Figure 17. Training a new model on the fixed dataset using Roboflow AutoML

Figure 18 and 19 show that model performance increased from 94% mAP to 97.6% mAP, whereas performance for ‘No Left Turn’ class increased from 60% mAP to 77% mAP, and performance for ‘No Right Turn’ increased from 70% mAP to 86% mAP.

Finally we can use the model comparison feature on the Tenyks platform to obtain a clear picture of how the model performance improved on a per-class basis.

0:00
/
Figure 20. Comparing model performance between baseline and improved model

Example

Model_v1 (94% mAP)

Model_v2 (97% mAP)

Ground Truth:

‘No right turn’

Inference Prediction:

‘No left turn’ ❌

Inference Prediction:

‘No right turn’ ✅

Ground Truth:

‘No left turn’

Inference Prediction:

‘No right turn’ ❌

Inference Prediction:

‘No left turn’ ✅

Ground Truth:

‘No left turn’

Inference Prediction:

‘No U turn’ ❌

Inference Prediction:

‘No U turn’ ❌

What Did We Learn?

In this article we showed how we can improve model performance by focusing on the data quality of your Roboflow dataset.
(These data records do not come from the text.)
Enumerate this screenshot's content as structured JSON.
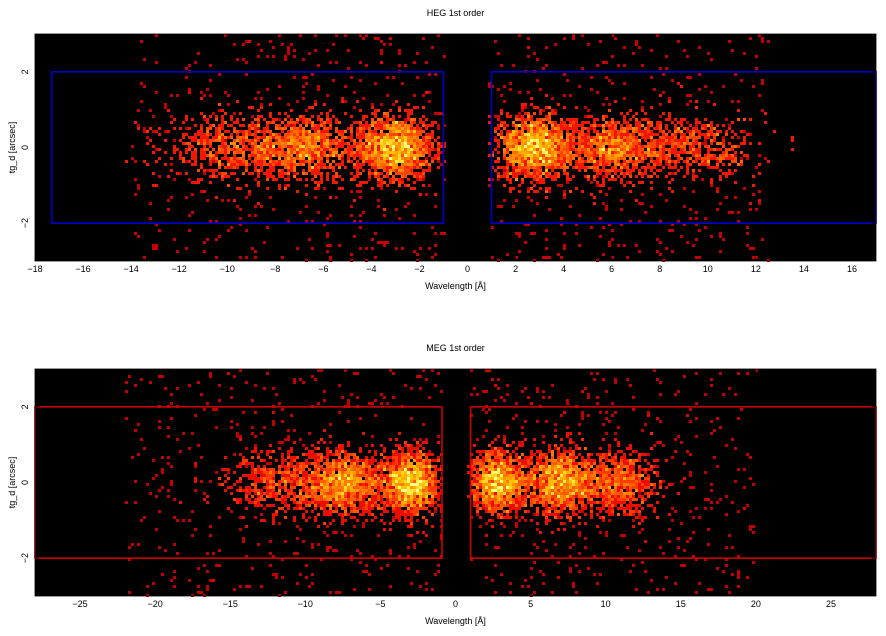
{
  "chart_data": [
    {
      "type": "heatmap",
      "title": "HEG 1st order",
      "xlabel": "Wavelength [Å]",
      "ylabel": "tg_d [arcsec]",
      "xlim": [
        -18,
        17
      ],
      "ylim": [
        -3,
        3
      ],
      "x_ticks": [
        -18,
        -16,
        -14,
        -12,
        -10,
        -8,
        -6,
        -4,
        -2,
        0,
        2,
        4,
        6,
        8,
        10,
        12,
        14,
        16
      ],
      "x_tick_labels": [
        "−18",
        "−16",
        "−14",
        "−12",
        "−10",
        "−8",
        "−6",
        "−4",
        "−2",
        "0",
        "2",
        "4",
        "6",
        "8",
        "10",
        "12",
        "14",
        "16"
      ],
      "y_ticks": [
        -2,
        0,
        2
      ],
      "y_tick_labels": [
        "−2",
        "0",
        "2"
      ],
      "background": "#000000",
      "box_color": "#0000cc",
      "extraction_regions": [
        {
          "x": [
            -17.3,
            -1.0
          ],
          "y": [
            -2,
            2
          ]
        },
        {
          "x": [
            1.0,
            17.0
          ],
          "y": [
            -2,
            2
          ]
        }
      ],
      "clusters": [
        {
          "x": -3.0,
          "width": 1.6,
          "intensity": 1.0
        },
        {
          "x": -6.8,
          "width": 2.5,
          "intensity": 0.75
        },
        {
          "x": -10.0,
          "width": 2.5,
          "intensity": 0.4
        },
        {
          "x": 2.8,
          "width": 1.5,
          "intensity": 1.0
        },
        {
          "x": 6.0,
          "width": 2.2,
          "intensity": 0.7
        },
        {
          "x": 9.5,
          "width": 2.5,
          "intensity": 0.35
        }
      ],
      "signal_range": [
        -14.0,
        12.5
      ]
    },
    {
      "type": "heatmap",
      "title": "MEG 1st order",
      "xlabel": "Wavelength [Å]",
      "ylabel": "tg_d [arcsec]",
      "xlim": [
        -28,
        28
      ],
      "ylim": [
        -3,
        3
      ],
      "x_ticks": [
        -25,
        -20,
        -15,
        -10,
        -5,
        0,
        5,
        10,
        15,
        20,
        25
      ],
      "x_tick_labels": [
        "−25",
        "−20",
        "−15",
        "−10",
        "−5",
        "0",
        "5",
        "10",
        "15",
        "20",
        "25"
      ],
      "y_ticks": [
        -2,
        0,
        2
      ],
      "y_tick_labels": [
        "−2",
        "0",
        "2"
      ],
      "background": "#000000",
      "box_color": "#cc0000",
      "extraction_regions": [
        {
          "x": [
            -28,
            -0.9
          ],
          "y": [
            -2,
            2
          ]
        },
        {
          "x": [
            1.0,
            28
          ],
          "y": [
            -2,
            2
          ]
        }
      ],
      "clusters": [
        {
          "x": -3.0,
          "width": 1.8,
          "intensity": 1.0
        },
        {
          "x": -7.5,
          "width": 3.0,
          "intensity": 0.95
        },
        {
          "x": -12.0,
          "width": 3.5,
          "intensity": 0.35
        },
        {
          "x": 2.8,
          "width": 1.8,
          "intensity": 0.85
        },
        {
          "x": 7.0,
          "width": 2.8,
          "intensity": 1.0
        },
        {
          "x": 11.0,
          "width": 2.5,
          "intensity": 0.45
        }
      ],
      "signal_range": [
        -22.0,
        20.0
      ]
    }
  ]
}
We started by training a baseline model using Roboflow Train, then we uncovered dataset issues using the Tenyks platform. After fixing these issues with the Roboflow annotation tool, we trained a new model that showed better performance.

Figure 21. Roboflow & Tenyks model performance pipeline

Our improved model was not perfect, we can see on Table 2 that this new model still fails to discriminate between ‘No Left Turn’ and ‘No U Turn’ classes. One approach to fix this problem might be to add more training examples of these classes, so that the model can learn to distinguish between the two.

As we showed, a naive inference test can help you assess whether your “high mAP” model is as good as it seems on paper. This basic yet effective approach can truly help you to drive your model debugging in the right direction.

As we said earlier, Roboflow and Tenyks is a match made in heaven, and you can improve your model performance with a combination of both.